4.3 Futures perspectives

Not all fin whales perform seasonal migrations (Edwards et al., 2015) and the migration routes from the summer to the wintering grounds in the NA are poorly known (Vighi et al., 2015). Likewise, it is unknown whether the BoB corresponds to a stop-over site or hosts a resident population of fin whales. Tracking studies, such as those performed in middle latitudes of the NA (Silva et al., 2013), as well as the development of habitat and abundance models for the whole year are necessary to assess the importance of the BoB for fin whales. For that purpose, additional dedicated surveys as well as expanding the sampling area of the existing non-dedicated surveys are necessary to monitor cetacean oceanic species in the BoB; dedicating surveys covering off-shore waters are currently only carried out every ten years (Hammond et al., 2017).

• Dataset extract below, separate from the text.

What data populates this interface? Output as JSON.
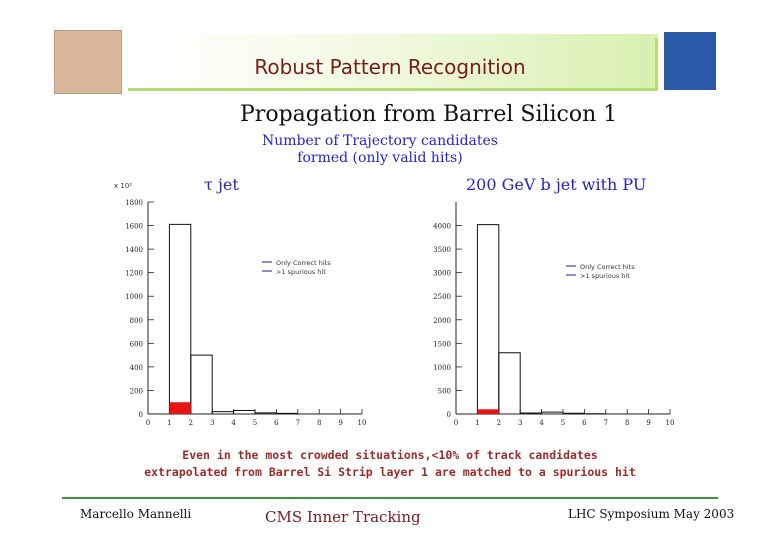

The analysis of critical areas along with the assessment of the adequacy of existent MPAs reveals that further studies are necessary to improve the management and conservation of oceanic populations at their key areas. Furthermore, as we show in the present work, critical areas can encompass more than one EEZ; hence, transboundary collaboration and agreements between governments are necessary to implement and manage new high seas MPAs (Chin et al., 2017; Kark et al., 2015). In the case of the EU, the MSFD encourages transboundary initiatives through existing conservation instruments, such as Regional Sea Conventions, but leaves much discretion to Member States. Although it is the responsibility of individual EU Member States to develop and implement the MSFD in the waters under their jurisdiction, the success of monitoring strategies and conservation measures at broad scales will require policy coordination at a regional level to facilitate and guide the cooperation between EU Member States, a role led by OSPAR for the Northeast Atlantic through the “OSPAR Regional Implementation Framework for the MSFD”.